Alberta Federation of Labour cites ‘strong economic case’ to refine bitumen here

EDMONTON - The Alberta Federation of Labour says the discounted price Alberta bitumen is fetching of the world market could provide an opportunity for more upgrading and additional jobs in the province.

About two weeks after Premier Alison Redford warned Albertans of a tough budget March 7, in which resource royalties are expected to plunge by $6-billion in the next fiscal year largely due to the lower price paid for the province's bitumen compared to other benchmark crudes, the AFL said there is a "silver lining" to the dismal fiscal projections.

Federation president Gil McGowan said a 2011 internal government report, obtained through a Freedom of Information request, shows that as the price differential between Alberta heavy oil and the benchmark West Texas Intermediate crude grows, mining projects that both extract and upgrade bitumen become more economically viable. Mines alone become less economically profitable, the data shows.

"The numbers do add up that there is a strong economic case for the type of development that Albertans want, which is upgrading and refining, and that the government knows that the economics are strong but has been telling us something else," McGowan said.

The AFL has long argued for more upgrading capacity in the province, saying it will create more long-term jobs and net better value for Alberta bitumen since the refined product garners a stronger price.
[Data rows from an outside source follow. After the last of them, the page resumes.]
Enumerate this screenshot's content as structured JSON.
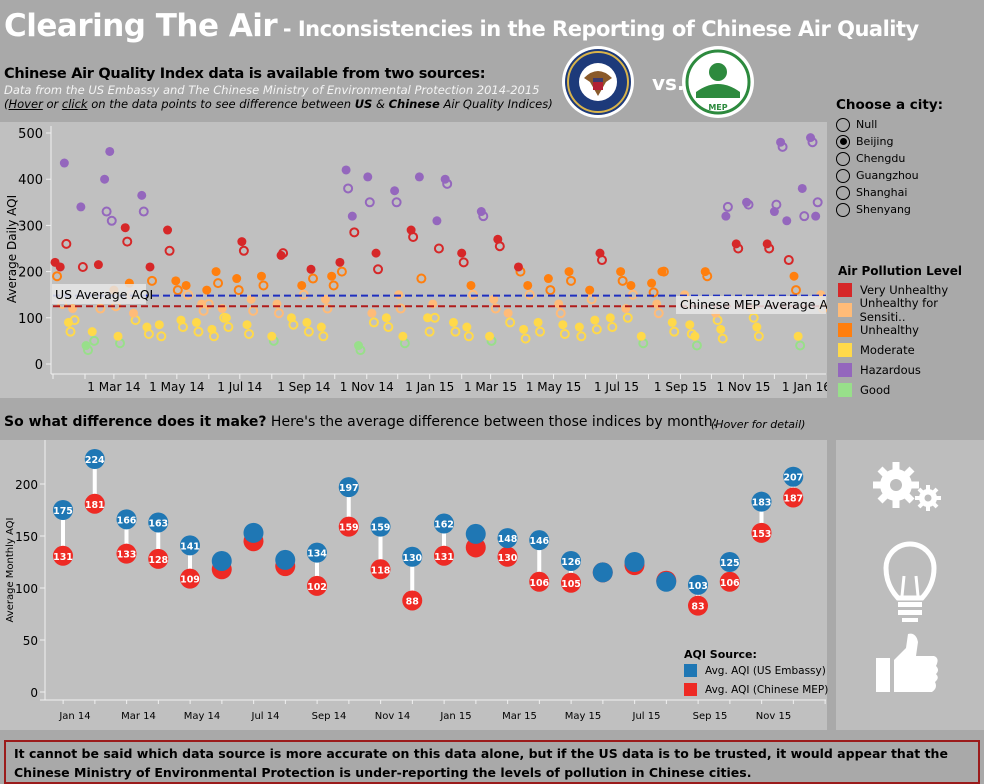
{
  "header": {
    "title": "Clearing The Air",
    "subtitle": "- Inconsistencies in the Reporting of Chinese Air Quality"
  },
  "intro": {
    "heading": "Chinese Air Quality Index data is available from two sources:",
    "source": "Data from the US Embassy and The Chinese Ministry of Environmental Protection 2014-2015",
    "hint_open": "(",
    "hint_hover": "Hover",
    "hint_or": " or ",
    "hint_click": "click",
    "hint_mid": " on the data points to see difference between ",
    "hint_us": "US",
    "hint_amp": " & ",
    "hint_cn": "Chinese",
    "hint_end": " Air Quality Indices)"
  },
  "logos": {
    "left": "US Embassy seal",
    "vs": "vs.",
    "right": "MEP logo",
    "left_text": "UNITED STATES OF AMERICA · EMBASSY",
    "right_text": "MEP"
  },
  "city_filter": {
    "title": "Choose a city:",
    "options": [
      "Null",
      "Beijing",
      "Chengdu",
      "Guangzhou",
      "Shanghai",
      "Shenyang"
    ],
    "selected": "Beijing"
  },
  "pollution_legend": {
    "title": "Air Pollution Level",
    "items": [
      {
        "label": "Very Unhealthy",
        "color": "#d62728"
      },
      {
        "label": "Unhealthy for Sensiti..",
        "color": "#ffbb78"
      },
      {
        "label": "Unhealthy",
        "color": "#ff7f0e"
      },
      {
        "label": "Moderate",
        "color": "#ffd94a"
      },
      {
        "label": "Hazardous",
        "color": "#9467bd"
      },
      {
        "label": "Good",
        "color": "#98df8a"
      }
    ]
  },
  "section2": {
    "question": "So what difference does it make?",
    "text": " Here's the average difference between those indices by month:",
    "hint": "(Hover for detail)"
  },
  "conclusion": "It cannot be said which data source is more accurate on this data alone, but if the US data is to be trusted, it would appear that the Chinese Ministry of Environmental Protection is under-reporting the levels of pollution in Chinese cities.",
  "side_icons": [
    "gears-icon",
    "lightbulb-icon",
    "thumbs-up-icon"
  ],
  "chart_data": [
    {
      "type": "scatter",
      "ylabel": "Average Daily AQI",
      "ylim": [
        0,
        500
      ],
      "yticks": [
        0,
        100,
        200,
        300,
        400,
        500
      ],
      "xlim": [
        "2014-01-01",
        "2016-01-20"
      ],
      "xticks": [
        {
          "date": "2014-03-01",
          "label": "1 Mar 14"
        },
        {
          "date": "2014-05-01",
          "label": "1 May 14"
        },
        {
          "date": "2014-07-01",
          "label": "1 Jul 14"
        },
        {
          "date": "2014-09-01",
          "label": "1 Sep 14"
        },
        {
          "date": "2014-11-01",
          "label": "1 Nov 14"
        },
        {
          "date": "2015-01-01",
          "label": "1 Jan 15"
        },
        {
          "date": "2015-03-01",
          "label": "1 Mar 15"
        },
        {
          "date": "2015-05-01",
          "label": "1 May 15"
        },
        {
          "date": "2015-07-01",
          "label": "1 Jul 15"
        },
        {
          "date": "2015-09-01",
          "label": "1 Sep 15"
        },
        {
          "date": "2015-11-01",
          "label": "1 Nov 15"
        },
        {
          "date": "2016-01-01",
          "label": "1 Jan 16"
        }
      ],
      "reference_lines": [
        {
          "label": "US Average AQI",
          "value": 148,
          "color": "#1f2fbf"
        },
        {
          "label": "Chinese MEP Average AQI",
          "value": 125,
          "color": "#b01c1c"
        }
      ],
      "point_style": {
        "us": "filled",
        "mep": "hollow"
      },
      "levels": [
        {
          "max": 50,
          "color": "#98df8a"
        },
        {
          "max": 100,
          "color": "#ffd94a"
        },
        {
          "max": 150,
          "color": "#ffbb78"
        },
        {
          "max": 200,
          "color": "#ff7f0e"
        },
        {
          "max": 300,
          "color": "#d62728"
        },
        {
          "max": 1000,
          "color": "#9467bd"
        }
      ],
      "columns": [
        "date",
        "us",
        "mep"
      ],
      "points": [
        [
          "2014-01-03",
          220,
          190
        ],
        [
          "2014-01-08",
          210,
          130
        ],
        [
          "2014-01-12",
          435,
          260
        ],
        [
          "2014-01-16",
          90,
          70
        ],
        [
          "2014-01-20",
          120,
          95
        ],
        [
          "2014-01-28",
          340,
          210
        ],
        [
          "2014-02-02",
          40,
          30
        ],
        [
          "2014-02-08",
          70,
          50
        ],
        [
          "2014-02-14",
          215,
          120
        ],
        [
          "2014-02-20",
          400,
          330
        ],
        [
          "2014-02-25",
          460,
          310
        ],
        [
          "2014-03-01",
          160,
          125
        ],
        [
          "2014-03-05",
          60,
          45
        ],
        [
          "2014-03-12",
          295,
          265
        ],
        [
          "2014-03-16",
          175,
          150
        ],
        [
          "2014-03-20",
          110,
          95
        ],
        [
          "2014-03-28",
          365,
          330
        ],
        [
          "2014-04-02",
          80,
          65
        ],
        [
          "2014-04-05",
          210,
          180
        ],
        [
          "2014-04-14",
          85,
          60
        ],
        [
          "2014-04-22",
          290,
          245
        ],
        [
          "2014-04-30",
          180,
          160
        ],
        [
          "2014-05-05",
          95,
          80
        ],
        [
          "2014-05-10",
          170,
          150
        ],
        [
          "2014-05-20",
          90,
          70
        ],
        [
          "2014-05-25",
          130,
          115
        ],
        [
          "2014-05-30",
          160,
          130
        ],
        [
          "2014-06-04",
          75,
          60
        ],
        [
          "2014-06-08",
          200,
          175
        ],
        [
          "2014-06-14",
          120,
          100
        ],
        [
          "2014-06-18",
          100,
          80
        ],
        [
          "2014-06-28",
          185,
          160
        ],
        [
          "2014-07-03",
          265,
          245
        ],
        [
          "2014-07-08",
          85,
          65
        ],
        [
          "2014-07-12",
          140,
          115
        ],
        [
          "2014-07-22",
          190,
          170
        ],
        [
          "2014-08-01",
          60,
          50
        ],
        [
          "2014-08-06",
          130,
          110
        ],
        [
          "2014-08-10",
          235,
          240
        ],
        [
          "2014-08-20",
          100,
          85
        ],
        [
          "2014-08-30",
          170,
          150
        ],
        [
          "2014-09-04",
          90,
          70
        ],
        [
          "2014-09-08",
          205,
          185
        ],
        [
          "2014-09-18",
          80,
          60
        ],
        [
          "2014-09-22",
          140,
          120
        ],
        [
          "2014-09-28",
          190,
          170
        ],
        [
          "2014-10-06",
          220,
          200
        ],
        [
          "2014-10-12",
          420,
          380
        ],
        [
          "2014-10-18",
          320,
          285
        ],
        [
          "2014-10-24",
          40,
          30
        ],
        [
          "2014-11-02",
          405,
          350
        ],
        [
          "2014-11-06",
          110,
          90
        ],
        [
          "2014-11-10",
          240,
          205
        ],
        [
          "2014-11-20",
          100,
          80
        ],
        [
          "2014-11-28",
          375,
          350
        ],
        [
          "2014-12-02",
          150,
          120
        ],
        [
          "2014-12-06",
          60,
          45
        ],
        [
          "2014-12-14",
          290,
          275
        ],
        [
          "2014-12-22",
          405,
          185
        ],
        [
          "2014-12-30",
          100,
          70
        ],
        [
          "2015-01-04",
          130,
          100
        ],
        [
          "2015-01-08",
          310,
          250
        ],
        [
          "2015-01-16",
          400,
          390
        ],
        [
          "2015-01-24",
          90,
          70
        ],
        [
          "2015-02-01",
          240,
          220
        ],
        [
          "2015-02-06",
          80,
          60
        ],
        [
          "2015-02-10",
          170,
          150
        ],
        [
          "2015-02-20",
          330,
          320
        ],
        [
          "2015-02-28",
          60,
          50
        ],
        [
          "2015-03-04",
          140,
          120
        ],
        [
          "2015-03-08",
          270,
          255
        ],
        [
          "2015-03-18",
          110,
          90
        ],
        [
          "2015-03-28",
          210,
          200
        ],
        [
          "2015-04-02",
          75,
          55
        ],
        [
          "2015-04-06",
          170,
          150
        ],
        [
          "2015-04-16",
          90,
          70
        ],
        [
          "2015-04-26",
          185,
          160
        ],
        [
          "2015-05-06",
          130,
          110
        ],
        [
          "2015-05-10",
          85,
          65
        ],
        [
          "2015-05-16",
          200,
          180
        ],
        [
          "2015-05-26",
          80,
          60
        ],
        [
          "2015-06-05",
          160,
          140
        ],
        [
          "2015-06-10",
          95,
          75
        ],
        [
          "2015-06-15",
          240,
          225
        ],
        [
          "2015-06-25",
          100,
          80
        ],
        [
          "2015-07-05",
          200,
          180
        ],
        [
          "2015-07-10",
          120,
          100
        ],
        [
          "2015-07-15",
          170,
          150
        ],
        [
          "2015-07-25",
          60,
          45
        ],
        [
          "2015-08-04",
          175,
          155
        ],
        [
          "2015-08-09",
          130,
          110
        ],
        [
          "2015-08-14",
          200,
          200
        ],
        [
          "2015-08-24",
          90,
          70
        ],
        [
          "2015-09-05",
          150,
          130
        ],
        [
          "2015-09-10",
          85,
          65
        ],
        [
          "2015-09-15",
          60,
          40
        ],
        [
          "2015-09-25",
          200,
          190
        ],
        [
          "2015-10-05",
          110,
          95
        ],
        [
          "2015-10-10",
          75,
          55
        ],
        [
          "2015-10-15",
          320,
          340
        ],
        [
          "2015-10-25",
          260,
          250
        ],
        [
          "2015-11-04",
          350,
          345
        ],
        [
          "2015-11-09",
          120,
          100
        ],
        [
          "2015-11-14",
          80,
          60
        ],
        [
          "2015-11-24",
          260,
          250
        ],
        [
          "2015-12-01",
          330,
          345
        ],
        [
          "2015-12-07",
          480,
          470
        ],
        [
          "2015-12-13",
          310,
          225
        ],
        [
          "2015-12-20",
          190,
          160
        ],
        [
          "2015-12-24",
          60,
          40
        ],
        [
          "2015-12-28",
          380,
          320
        ],
        [
          "2016-01-05",
          490,
          480
        ],
        [
          "2016-01-10",
          320,
          350
        ],
        [
          "2016-01-15",
          150,
          120
        ]
      ]
    },
    {
      "type": "dumbbell",
      "ylabel": "Average Monthly AQI",
      "ylim": [
        0,
        230
      ],
      "yticks": [
        0,
        50,
        100,
        150,
        200
      ],
      "legend": {
        "title": "AQI Source:",
        "placement": "bottom-right"
      },
      "series": [
        {
          "name": "Avg. AQI (US Embassy)",
          "key": "us",
          "color": "#1f77b4"
        },
        {
          "name": "Avg. AQI (Chinese MEP)",
          "key": "mep",
          "color": "#ee2a24"
        }
      ],
      "xtick_labels": [
        "Jan 14",
        "Mar 14",
        "May 14",
        "Jul 14",
        "Sep 14",
        "Nov 14",
        "Jan 15",
        "Mar 15",
        "May 15",
        "Jul 15",
        "Sep 15",
        "Nov 15"
      ],
      "months": [
        {
          "month": "2014-01",
          "us": 175,
          "mep": 131,
          "labeled": true
        },
        {
          "month": "2014-02",
          "us": 224,
          "mep": 181,
          "labeled": true
        },
        {
          "month": "2014-03",
          "us": 166,
          "mep": 133,
          "labeled": true
        },
        {
          "month": "2014-04",
          "us": 163,
          "mep": 128,
          "labeled": true
        },
        {
          "month": "2014-05",
          "us": 141,
          "mep": 109,
          "labeled": true
        },
        {
          "month": "2014-06",
          "us": 126,
          "mep": 118,
          "labeled": false
        },
        {
          "month": "2014-07",
          "us": 153,
          "mep": 145,
          "labeled": false
        },
        {
          "month": "2014-08",
          "us": 127,
          "mep": 121,
          "labeled": false
        },
        {
          "month": "2014-09",
          "us": 134,
          "mep": 102,
          "labeled": true
        },
        {
          "month": "2014-10",
          "us": 197,
          "mep": 159,
          "labeled": true
        },
        {
          "month": "2014-11",
          "us": 159,
          "mep": 118,
          "labeled": true
        },
        {
          "month": "2014-12",
          "us": 130,
          "mep": 88,
          "labeled": true
        },
        {
          "month": "2015-01",
          "us": 162,
          "mep": 131,
          "labeled": true
        },
        {
          "month": "2015-02",
          "us": 152,
          "mep": 139,
          "labeled": false
        },
        {
          "month": "2015-03",
          "us": 148,
          "mep": 130,
          "labeled": true
        },
        {
          "month": "2015-04",
          "us": 146,
          "mep": 106,
          "labeled": true
        },
        {
          "month": "2015-05",
          "us": 126,
          "mep": 105,
          "labeled": true
        },
        {
          "month": "2015-06",
          "us": 115,
          "mep": 115,
          "labeled": false
        },
        {
          "month": "2015-07",
          "us": 125,
          "mep": 122,
          "labeled": false
        },
        {
          "month": "2015-08",
          "us": 106,
          "mep": 107,
          "labeled": false
        },
        {
          "month": "2015-09",
          "us": 103,
          "mep": 83,
          "labeled": true
        },
        {
          "month": "2015-10",
          "us": 125,
          "mep": 106,
          "labeled": true
        },
        {
          "month": "2015-11",
          "us": 183,
          "mep": 153,
          "labeled": true
        },
        {
          "month": "2015-12",
          "us": 207,
          "mep": 187,
          "labeled": true
        }
      ]
    }
  ]
}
However, on the same day as the AFL released its documents, Suncor Energy Inc. announced that a final decision on its planned multibillion dollar Voyageur upgrading project won't be made until the end of March due to a gush of higher quality light oil that has eroded the economic argument for the upgrader.

Alberta Energy Department spokesman Mike Deising said the private sector has the "paramount responsibility" to determine if building upgraders in the province is economically feasible.
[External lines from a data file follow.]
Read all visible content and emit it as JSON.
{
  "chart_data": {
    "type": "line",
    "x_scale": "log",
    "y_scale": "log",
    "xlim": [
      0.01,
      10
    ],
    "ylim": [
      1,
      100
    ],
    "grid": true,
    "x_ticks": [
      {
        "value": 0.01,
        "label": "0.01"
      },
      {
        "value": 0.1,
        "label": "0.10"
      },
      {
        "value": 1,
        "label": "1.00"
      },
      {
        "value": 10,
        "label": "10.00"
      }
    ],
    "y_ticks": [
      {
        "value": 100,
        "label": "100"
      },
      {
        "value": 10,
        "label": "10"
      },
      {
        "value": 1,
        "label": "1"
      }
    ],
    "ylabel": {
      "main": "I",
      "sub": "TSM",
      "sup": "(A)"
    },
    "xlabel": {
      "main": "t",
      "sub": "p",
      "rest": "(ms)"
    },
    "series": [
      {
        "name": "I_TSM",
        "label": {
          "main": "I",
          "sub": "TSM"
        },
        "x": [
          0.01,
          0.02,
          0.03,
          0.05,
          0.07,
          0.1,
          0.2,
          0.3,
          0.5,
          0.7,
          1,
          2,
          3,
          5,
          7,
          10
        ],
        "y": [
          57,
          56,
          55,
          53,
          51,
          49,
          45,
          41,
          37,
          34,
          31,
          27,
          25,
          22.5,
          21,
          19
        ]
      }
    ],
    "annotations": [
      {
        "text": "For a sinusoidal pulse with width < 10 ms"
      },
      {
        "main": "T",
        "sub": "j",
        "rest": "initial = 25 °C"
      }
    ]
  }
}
"You don't make economic decisions on billion-dollar refineries or upgraders based on a price differential at one point in time," he said. "These are 30-year or longer assets and companies look 30 years out onto the horizon. Just because we're seeing a widening of the differential right now, that's not going to affect the business case that's going to be a 30-year asset, it's just going to be part of the decision-making process."

The differential between the two types of oil has been growing and spiked sharply in December. McGowan said it currently hovers in the range of 30 per cent. He called it an "incredible loss of value, an incredible loss of jobs and an incredible loss of opportunity" if the trend of refining less bitumen in the province continues.

The chairman of North West Upgrading Inc. spoke out this week about the benefits of refining more oil in Alberta.

The company is partnering with Canadian Natural Resources Ltd. to build the $5.7-billion Sturgeon upgrader and refiner through the province's bitumen-royalty-in-kind program. The scheme sends provincially owned bitumen to private sector refineries to be turned into higher-quality products. The Sturgeon facility is the only project that's coming to fruition through the program, which was started in 2010.

It is the first new refinery to be built in Alberta in 30 years.

McGowan said the bitumen royalty-in-kind program needs to be expanded.